From ea16f4f7a1d900ff95a5a8dd9c2c126fbc0dd045 Mon Sep 17 00:00:00 2001
From: DeForest Richards <deforest.richards@datadoghq.com>
Date: Tue, 12 May 2026 13:01:14 -0600
Subject: [PATCH 2/3] Extract Sensitive Data Detection into its own page

---
 config/_default/menus/main.en.yaml            |  5 +++
 .../api_posture/api_inventory/_index.md       | 30 ----------------
 .../api_posture/sensitive_data_detection.md   | 34 +++++++++++++++++++
 3 files changed, 39 insertions(+), 30 deletions(-)

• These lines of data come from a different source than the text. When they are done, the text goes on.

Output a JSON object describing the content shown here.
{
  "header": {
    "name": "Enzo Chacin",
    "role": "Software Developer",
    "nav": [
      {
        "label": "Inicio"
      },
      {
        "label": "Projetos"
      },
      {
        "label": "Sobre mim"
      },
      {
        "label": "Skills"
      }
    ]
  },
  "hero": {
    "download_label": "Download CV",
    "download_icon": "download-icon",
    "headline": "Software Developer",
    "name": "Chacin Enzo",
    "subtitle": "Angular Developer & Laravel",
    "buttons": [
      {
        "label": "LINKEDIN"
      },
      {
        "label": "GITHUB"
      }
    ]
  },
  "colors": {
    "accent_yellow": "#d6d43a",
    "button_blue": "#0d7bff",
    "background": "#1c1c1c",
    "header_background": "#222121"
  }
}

 create mode 100644 content/en/security/application_security/api_posture/sensitive_data_detection.md

diff --git a/config/_default/menus/main.en.yaml b/config/_default/menus/main.en.yaml
index 47d80af616d..e0c5dec82af 100644
--- a/config/_default/menus/main.en.yaml
+++ b/config/_default/menus/main.en.yaml
@@ -7911,6 +7911,11 @@ menu:
       parent: application_security_api_security
       identifier: application_security_endpoint_scanning
       weight: 2
+    - name: Sensitive Data Detection
+      url: security/application_security/api_posture/sensitive_data_detection/
+      parent: application_security_api_security
+      identifier: application_security_sensitive_data_detection
+      weight: 10000
     - name: Guides
       url: security/application_security/guide/
       parent: application_security
diff --git a/content/en/security/application_security/api_posture/api_inventory/_index.md b/content/en/security/application_security/api_posture/api_inventory/_index.md
index 773b5a1ad7b..d683f6018df 100644
--- a/content/en/security/application_security/api_posture/api_inventory/_index.md
+++ b/content/en/security/application_security/api_posture/api_inventory/_index.md
@@ -158,35 +158,6 @@ datadog:
 
 Without explicit `codeLocations`, endpoints may not merge correctly with data from other sources.
 
-### Processing sensitive data
-
-[App and API Protection][2] matches known patterns for sensitive data in API requests and responses. If it finds a match, the endpoint is tagged with the category and type of sensitive data processed.
-
-The matching occurs within your application, and none of the sensitive data is sent to Datadog.
-
-#### Supported data types
-
-To see the supported data types (for example, `payment:card`), use the **Schema Sensitive Data** facet. You can also see the data type used in the **Sensitive Data** column.
-
-#### Create API data scanners
-
-By default, Datadog App and API Protection scans for PII, credentials, and payment types. Sensitive Data Detection provides API data scanners to define custom scanner data patterns beyond the defaults and improve visibilty into the sensitive data of your API traffic. 
-
-In an API data scanner, you define a scanner category and type to classify API endpoints processing sensitive data (for example, `health_info:patient_id`). Next, you define the JSON key or value conditions that trigger the scanner.
-
-When the scanner detects sensitive data, it tags the API endpoint with the category and type and displays it in [API Endpoints][7].
-
-To create an API data scanner and view its results, do the following:
-
-1. In App and API Protection **Policies**, go to [Sensitive Data Detection][14].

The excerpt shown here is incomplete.